While it may be possible for one party to receive a favorable outcome in terms of asset division or custody arrangements, the truth is any time a divorce is litigated, both parties lose. The end of a marriage means the end of a partnership and the dissolution of a family unit. It's important to remember that the ultimate goal of the divorce process should be to find a resolution that allows both parties to move forward in the best way possible, rather than trying to "win" at the other party's expense.
One way to achieve this goal is through the use of mediation. Mediation is a form of alternative dispute resolution that allows divorcing parties to work out their differences with the help of a neutral third party mediator. The mediator does not make decisions for the parties, but rather helps facilitate communication and encourages the parties to find a workable compromise that enables them to move on from the marriage.

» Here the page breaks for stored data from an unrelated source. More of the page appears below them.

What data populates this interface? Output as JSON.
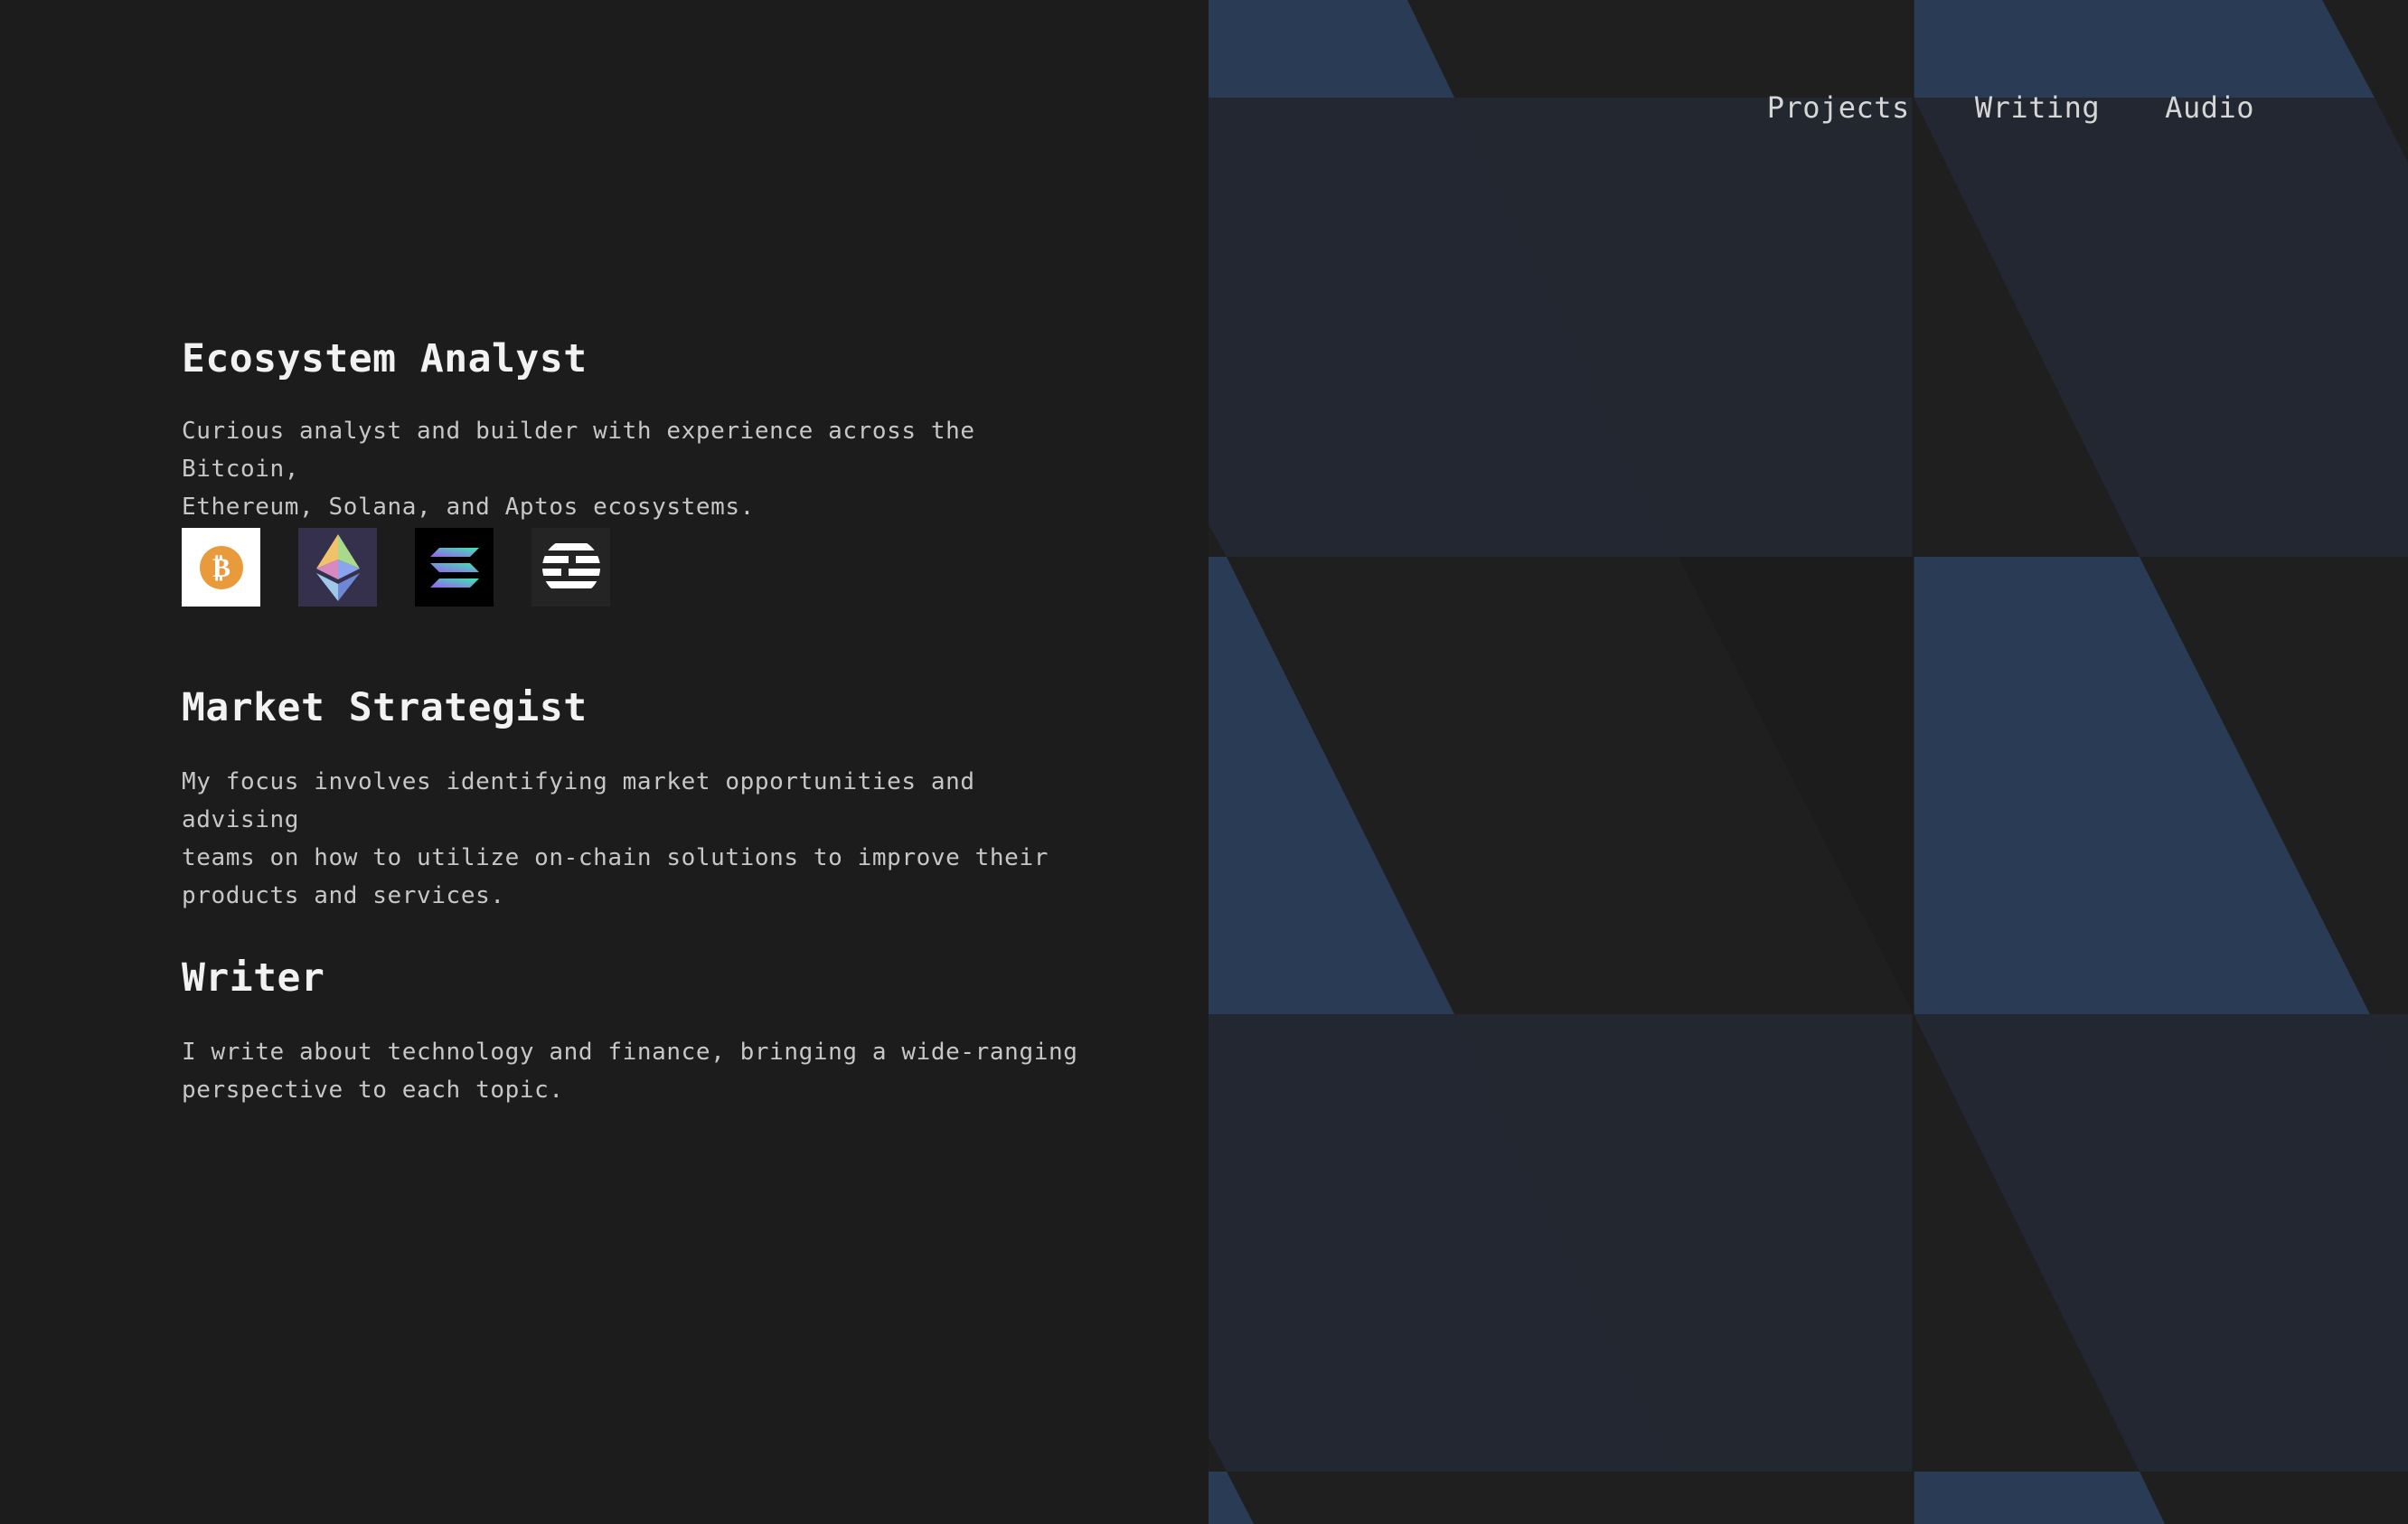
{
  "nav": {
    "items": [
      "Projects",
      "Writing",
      "Audio"
    ]
  },
  "sections": [
    {
      "title": "Ecosystem Analyst",
      "body_line1": "Curious analyst and builder with experience across the Bitcoin,",
      "body_line2": "Ethereum, Solana, and Aptos ecosystems."
    },
    {
      "title": "Market Strategist",
      "body_line1": "My focus involves identifying market opportunities and advising",
      "body_line2": "teams on how to utilize on-chain solutions to improve their",
      "body_line3": "products and services."
    },
    {
      "title": "Writer",
      "body_line1": "I write about technology and finance, bringing a wide-ranging",
      "body_line2": "perspective to each topic."
    }
  ],
  "logos": [
    {
      "icon": "bitcoin-logo-icon",
      "color": "#e99a3a"
    },
    {
      "icon": "ethereum-logo-icon",
      "color": "#8aa4f0"
    },
    {
      "icon": "solana-logo-icon",
      "color": "#9b5ef0"
    },
    {
      "icon": "aptos-logo-icon",
      "color": "#ffffff"
    }
  ],
  "colors": {
    "background": "#1c1c1c",
    "pattern_blue": "#2a3c55",
    "pattern_slate": "#222731",
    "pattern_dark": "#1f1f1f"
  }
}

On the other hand, when the court dictates to two adults how to live their lives and what they can and cannot do with their their kids, these orders can be very difficult to enforce against someone who feels that the orders are unfair. Sometimes court orders that favor one party result in ongoing litigation wherein the disfavored party relentlessly seeks to overturn the orders for years on end in pursuit of some personal ideal of "justice."
Mediation has a number of advantages over court. It is often faster and less expensive than going to court, and it allows the parties to have more control over the outcome of their divorce. In addition, mediation can be a less stressful and more respectful way to resolve conflicts, as it allows the parties to work through their differences in a private setting, rather than airing all their dirty laundry in a public courtroom. Parties can be more creative in mediation than in court and can design solutions that uniquely work for their family. The court, on the other hand, is more likely to produce cookie-cutter solutions fit for "average" families, and we know that no family is average. No judge is privy to the innermost workings of a family; the people best situated to find solutions that work for their unique families are the divorcing spouses themselves.
Overall, it's important to remember that divorce is never a win-lose situation. Spouses have fiduciary duties towards each other that do not end just because a divorce has been filed. By working towards a resolution through the use of mediation or other forms of alternative dispute resolution, divorcing parties can find a way to move forward from the marriage that works for them and their families. Mediated resolutions tend to bring more peace to a family over the long run.